No Pay? No Way!

by Dario Fo and Franca Rame
in a new adaptation by Marieke Hardy
Sydney Theatre Company
Royal Opera House, Sydney

Dario Fo and Franca Rame's 1970s farce about capitalism and the cost of living crisis may be half a century old but gains a delicious contemporary relevance in this new adaptation by Australian writer Marieke Hardy and directed by Sarah Giles, currently in its second staging by the Sydney Theatre Company. 

Working-class housewife Antonia (McElhinney) has just returned from the supermarket where the doubling of prices overnight has resulted in a riot by irate local women who have promptly stormed off with produce they simply refuse to pay for. With the police hot on their pursuit, Antonia ropes in timid neighbour Margherita (Emma Harvie) to hide the ill-gotten gains from her husband Giovanni (Glenn Hazeldine), a staunch trade unionist and stickler for rules. What follows is a madcap romp involving pregnancies, saints, coffins and some very confused people. 

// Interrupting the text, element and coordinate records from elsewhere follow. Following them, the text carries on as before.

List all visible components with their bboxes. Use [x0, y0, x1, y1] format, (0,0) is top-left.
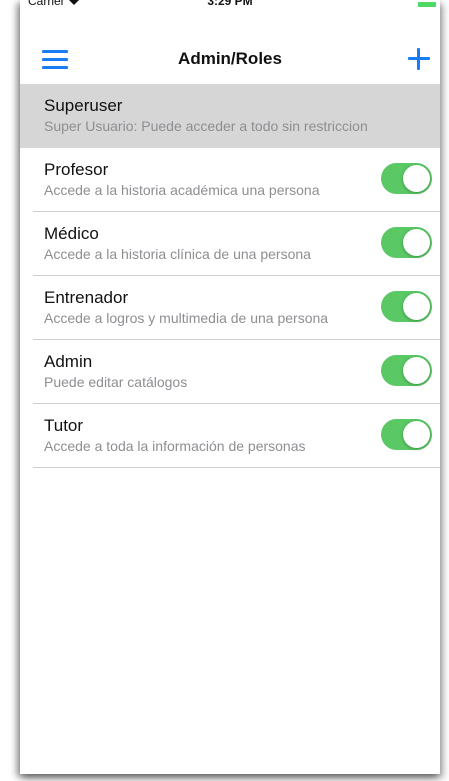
toggle-knob — [403, 421, 430, 448]
status-bar: Carrier 3:29 PM — [20, 0, 440, 18]
role-name: Tutor — [44, 416, 84, 435]
toggle-knob — [403, 165, 430, 192]
role-name: Superuser — [44, 96, 123, 115]
status-time: 3:29 PM — [207, 0, 253, 8]
role-toggle-switch[interactable] — [381, 291, 432, 322]
role-row-tutor[interactable]: Tutor Accede a toda la información de pe… — [20, 404, 440, 468]
navigation-bar: Admin/Roles — [20, 40, 440, 84]
role-toggle-switch[interactable] — [381, 163, 432, 194]
role-row-profesor[interactable]: Profesor Accede a la historia académica … — [20, 148, 440, 212]
role-row-entrenador[interactable]: Entrenador Accede a logros y multimedia … — [20, 276, 440, 340]
role-description: Super Usuario: Puede acceder a todo sin … — [44, 118, 368, 134]
role-toggle-switch[interactable] — [381, 419, 432, 450]
roles-list: Superuser Super Usuario: Puede acceder a… — [20, 84, 440, 468]
phone-screen: Carrier 3:29 PM Admin/Roles Superuser Su… — [20, 0, 440, 774]
toggle-knob — [403, 357, 430, 384]
role-name: Profesor — [44, 160, 109, 179]
role-description: Accede a la historia académica una perso… — [44, 182, 320, 198]
role-description: Puede editar catálogos — [44, 374, 188, 390]
add-role-icon[interactable] — [408, 48, 430, 70]
toggle-knob — [403, 293, 430, 320]
role-name: Admin — [44, 352, 93, 371]
role-toggle-switch[interactable] — [381, 227, 432, 258]
role-description: Accede a toda la información de personas — [44, 438, 306, 454]
role-description: Accede a la historia clínica de una pers… — [44, 246, 311, 262]
toggle-knob — [403, 229, 430, 256]
battery-icon — [418, 2, 436, 7]
app-canvas: Carrier 3:29 PM Admin/Roles Superuser Su… — [0, 0, 449, 781]
role-toggle-switch[interactable] — [381, 355, 432, 386]
row-divider — [33, 467, 440, 468]
role-name: Médico — [44, 224, 99, 243]
role-row-superuser[interactable]: Superuser Super Usuario: Puede acceder a… — [20, 84, 440, 148]
role-name: Entrenador — [44, 288, 129, 307]
page-title: Admin/Roles — [178, 49, 282, 68]
role-row-admin[interactable]: Admin Puede editar catálogos — [20, 340, 440, 404]
role-row-medico[interactable]: Médico Accede a la historia clínica de u… — [20, 212, 440, 276]
role-description: Accede a logros y multimedia de una pers… — [44, 310, 329, 326]
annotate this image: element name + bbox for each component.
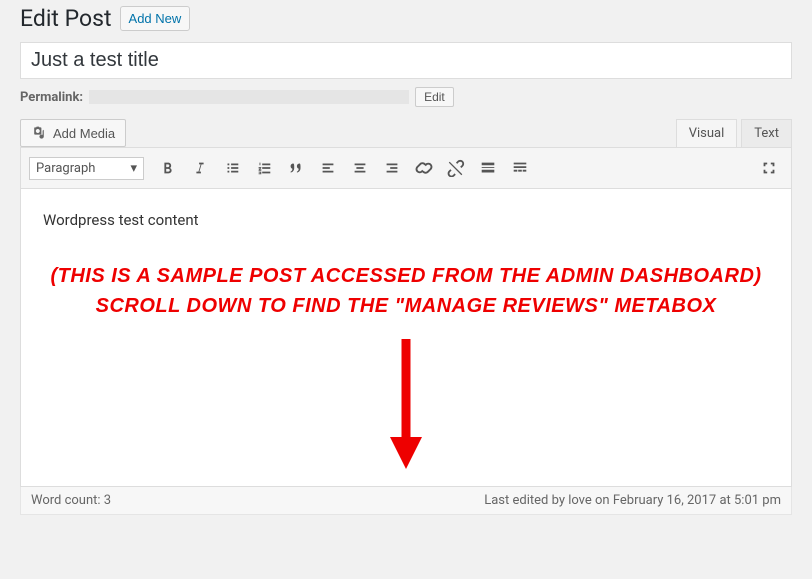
last-edited: Last edited by love on February 16, 2017… [484,493,781,508]
editor-toolbar: Paragraph ▾ [20,147,792,189]
readmore-button[interactable] [474,154,502,182]
bold-button[interactable] [154,154,182,182]
editor-content-area[interactable]: Wordpress test content (This is a sample… [20,189,792,487]
align-left-button[interactable] [314,154,342,182]
tab-text[interactable]: Text [741,119,792,147]
toolbar-toggle-button[interactable] [506,154,534,182]
distraction-free-button[interactable] [755,154,783,182]
permalink-value [89,90,409,104]
chevron-down-icon: ▾ [130,161,137,176]
align-right-button[interactable] [378,154,406,182]
annotation-overlay: (This is a sample post accessed from the… [43,261,769,321]
permalink-edit-button[interactable]: Edit [415,87,454,107]
arrow-down-icon [386,339,426,469]
format-select[interactable]: Paragraph ▾ [29,157,144,180]
permalink-label: Permalink: [20,90,83,105]
add-media-button[interactable]: Add Media [20,119,126,147]
annotation-line1: (This is a sample post accessed from the… [43,261,769,291]
blockquote-button[interactable] [282,154,310,182]
bullet-list-button[interactable] [218,154,246,182]
align-center-button[interactable] [346,154,374,182]
annotation-line2: Scroll down to find the "Manage Reviews"… [43,291,769,321]
italic-button[interactable] [186,154,214,182]
post-title-input[interactable] [20,42,792,79]
format-select-label: Paragraph [36,161,95,176]
numbered-list-button[interactable] [250,154,278,182]
camera-music-icon [31,125,47,141]
unlink-button[interactable] [442,154,470,182]
page-title: Edit Post [20,5,112,32]
add-new-button[interactable]: Add New [120,6,191,31]
status-bar: Word count: 3 Last edited by love on Feb… [20,487,792,515]
link-button[interactable] [410,154,438,182]
word-count: Word count: 3 [31,493,111,508]
permalink-row: Permalink: Edit [20,87,792,107]
tab-visual[interactable]: Visual [676,119,738,147]
add-media-label: Add Media [53,126,115,141]
post-content-text: Wordpress test content [43,211,769,229]
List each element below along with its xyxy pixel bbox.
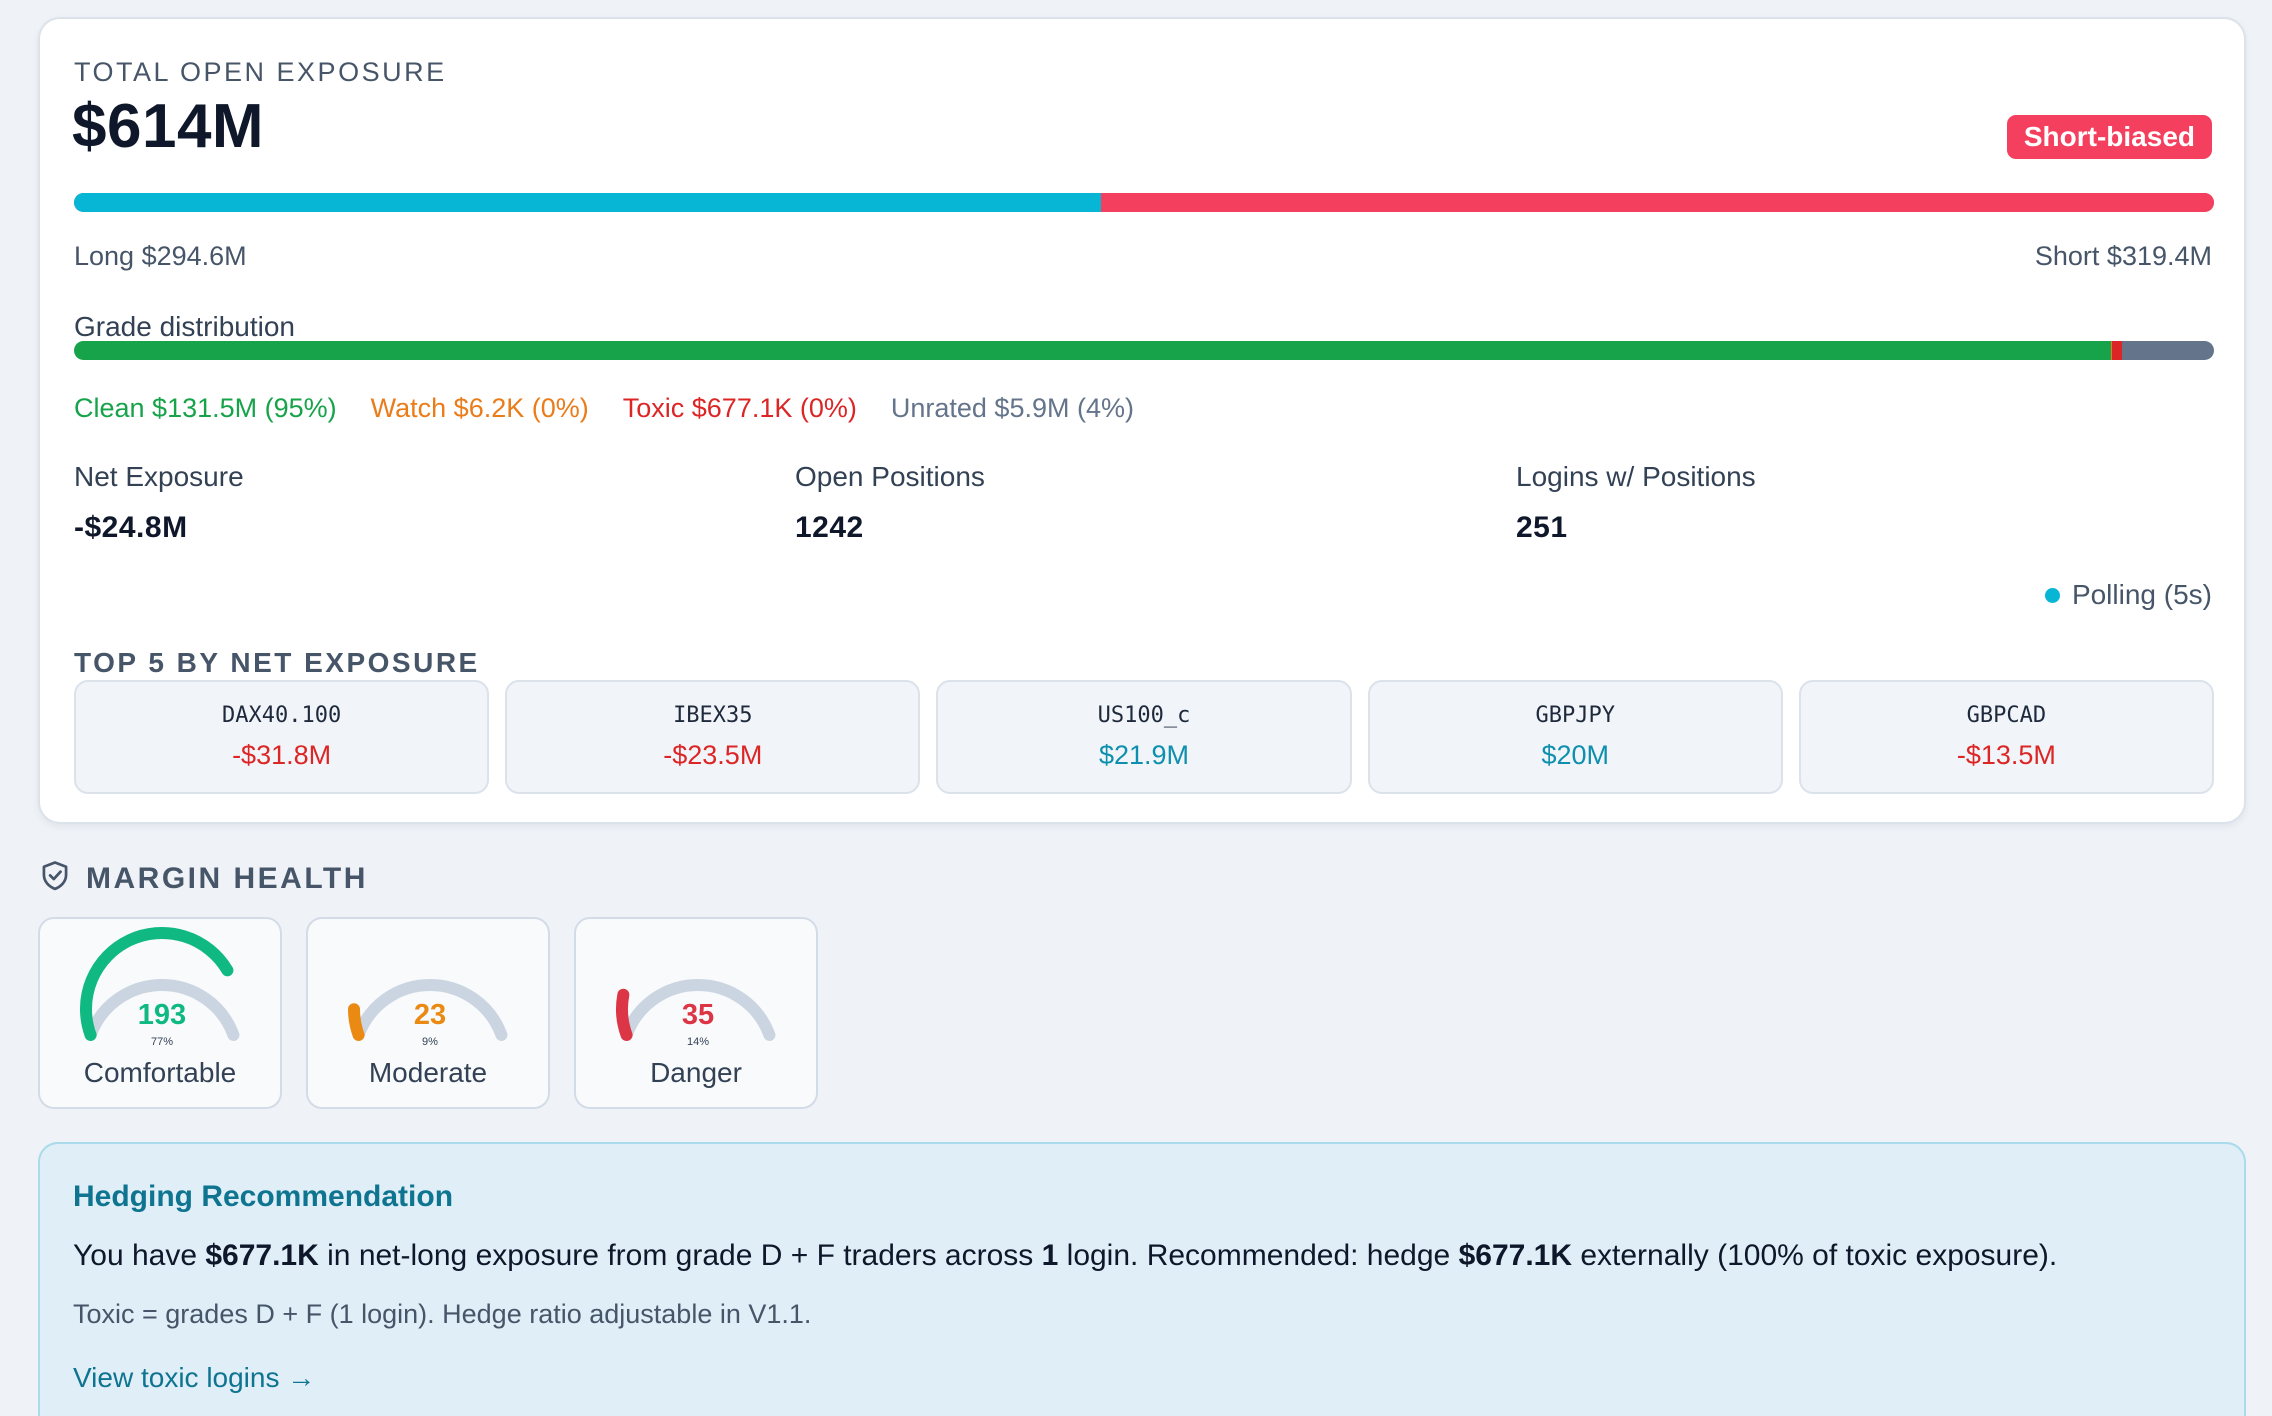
- gauge-icon: 35 14%: [616, 978, 776, 1048]
- stat-value: 251: [1516, 511, 1568, 544]
- margin-health-title: MARGIN HEALTH: [86, 861, 368, 895]
- gauge-percent: 77%: [151, 1036, 173, 1048]
- shield-check-icon: [40, 860, 70, 897]
- symbol-card[interactable]: GBPJPY $20M: [1367, 680, 1783, 794]
- gauge-label: Comfortable: [83, 1057, 237, 1088]
- stat-net-exposure: Net Exposure -$24.8M: [74, 461, 244, 545]
- gauge-percent: 9%: [422, 1036, 438, 1048]
- grade-legend-item: Watch $6.2K (0%): [370, 393, 589, 423]
- stat-label: Open Positions: [795, 461, 985, 492]
- top5-title: TOP 5 BY NET EXPOSURE: [74, 647, 480, 678]
- symbol-net-exposure: -$13.5M: [1956, 740, 2056, 770]
- stat-label: Logins w/ Positions: [1516, 461, 1756, 492]
- stat-value: 1242: [795, 511, 864, 544]
- gauge-moderate[interactable]: 23 9% Moderate: [306, 917, 550, 1109]
- top5-list: DAX40.100 -$31.8M IBEX35 -$23.5M US100_c…: [74, 680, 2215, 794]
- long-label: Long $294.6M: [74, 241, 247, 271]
- hedging-text: You have $677.1K in net-long exposure fr…: [73, 1239, 2057, 1273]
- gauge-count: 35: [682, 999, 714, 1031]
- hedging-text-part: login. Recommended: hedge: [1058, 1239, 1459, 1272]
- grade-legend-item: Clean $131.5M (95%): [74, 393, 337, 423]
- total-exposure-value: $614M: [72, 92, 265, 161]
- symbol-net-exposure: -$23.5M: [663, 740, 763, 770]
- gauge-danger[interactable]: 35 14% Danger: [574, 917, 818, 1109]
- exposure-card: TOTAL OPEN EXPOSURE $614M Short-biased L…: [38, 17, 2246, 824]
- stat-logins-with-positions: Logins w/ Positions 251: [1516, 461, 1756, 545]
- grade-legend: Clean $131.5M (95%) Watch $6.2K (0%) Toxic…: [74, 393, 1134, 424]
- gauge-icon: 193 77%: [80, 926, 240, 1048]
- grade-segment: [2112, 341, 2122, 360]
- hedging-login-count: 1: [1041, 1239, 1059, 1272]
- exposure-eyebrow: TOTAL OPEN EXPOSURE: [74, 57, 447, 87]
- gauge-label: Moderate: [368, 1057, 488, 1088]
- symbol-name: GBPJPY: [1535, 703, 1615, 728]
- gauge-label: Danger: [650, 1057, 742, 1088]
- hedging-text-part: externally (100% of toxic exposure).: [1572, 1239, 2058, 1272]
- stat-value: -$24.8M: [74, 511, 188, 544]
- stat-label: Net Exposure: [74, 461, 244, 492]
- grade-distribution-bar: [74, 341, 2214, 360]
- symbol-net-exposure: $20M: [1541, 740, 1609, 770]
- polling-status: Polling (5s): [2044, 579, 2212, 611]
- symbol-name: DAX40.100: [221, 703, 342, 728]
- hedging-hedge-amount: $677.1K: [1458, 1239, 1573, 1272]
- grade-segment: [2121, 341, 2214, 360]
- grade-segment: [74, 341, 2112, 360]
- hedging-text-part: in net-long exposure from grade D + F tr…: [318, 1239, 1042, 1272]
- polling-label: Polling (5s): [2071, 579, 2212, 610]
- hedging-text-part: You have: [73, 1239, 206, 1272]
- symbol-card[interactable]: IBEX35 -$23.5M: [505, 680, 921, 794]
- margin-health-header: MARGIN HEALTH: [40, 860, 368, 897]
- short-segment: [1101, 193, 2214, 212]
- bias-badge: Short-biased: [2006, 115, 2212, 159]
- hedging-title: Hedging Recommendation: [73, 1180, 454, 1213]
- status-dot-icon: [2044, 587, 2060, 603]
- symbol-name: GBPCAD: [1966, 703, 2047, 728]
- symbol-net-exposure: $21.9M: [1098, 740, 1190, 770]
- hedging-recommendation-panel: Hedging Recommendation You have $677.1K …: [38, 1142, 2246, 1416]
- symbol-net-exposure: -$31.8M: [232, 740, 332, 770]
- gauge-count: 193: [138, 999, 186, 1031]
- grade-legend-item: Unrated $5.9M (4%): [890, 393, 1134, 423]
- hedging-toxic-amount: $677.1K: [205, 1239, 319, 1272]
- symbol-card[interactable]: DAX40.100 -$31.8M: [74, 680, 490, 794]
- gauge-comfortable[interactable]: 193 77% Comfortable: [38, 917, 282, 1109]
- short-label: Short $319.4M: [2034, 241, 2212, 271]
- grade-legend-item: Toxic $677.1K (0%): [622, 393, 857, 423]
- view-toxic-logins-link[interactable]: View toxic logins →: [73, 1362, 315, 1394]
- gauge-percent: 14%: [687, 1036, 709, 1048]
- symbol-card[interactable]: GBPCAD -$13.5M: [1798, 680, 2215, 794]
- long-short-bar: [74, 193, 2214, 212]
- long-segment: [74, 193, 1102, 212]
- symbol-card[interactable]: US100_c $21.9M: [936, 680, 1352, 794]
- symbol-name: IBEX35: [673, 703, 753, 728]
- grade-distribution-title: Grade distribution: [74, 311, 296, 342]
- stat-open-positions: Open Positions 1242: [795, 461, 985, 545]
- gauge-icon: 23 9%: [348, 978, 508, 1048]
- gauge-count: 23: [414, 999, 446, 1031]
- hedging-note: Toxic = grades D + F (1 login). Hedge ra…: [73, 1299, 812, 1329]
- symbol-name: US100_c: [1097, 703, 1191, 728]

In classic farce fashion, what starts out as mildly bizarre quickly moves into the absurd and then the downright ridiculous, buoyed by manic energy. The cast do a great job in keeping up the tidal wave of laughs with particularly strong turns by McElhinney as the spunky, forthright Antonia who insists that the vegetables have been "liberated" rather than stolen and Hazeldine in a side-splitting scene about olives that one is very unlikely to forget. Special mention must go to Aaron Tsindos who plays a succession of minor characters with a perfect poker face, almost daring us to laugh at his newly tacked on cap or jacket. 

Hardy retains the Italian period setting and character names but the cast speak with contemporary Australian accents, somehow reinforcing the fact that this is very much an issue for today. After all, who hasn't been mildly horrified the last time they looked at supermarket prices? What I found worked less well was the attempt to inject a meta-theatrical element into the script. In the beginning of the second act, we are informed that the stage hands, having apparently been inspired by the play, have marched off demanding better wages. The hapless actors are forced to soldier on and move their own sets. It's an amusing nod to recent strikes in the theatre industry but ends up collapsing the audience's suspension of disbelief, causing the second half of the show to drag. 

All in all, No Pay? No Way! makes for an entertaining and hilarious night out. Charles Davis's gritty apartment set, pushed right to the edge of the stage, richly conveys the lived-in world of the downtrodden masses and a rousing finale song turns this tale of rioting women into a much larger political commentary about the complex, challenging world we live in.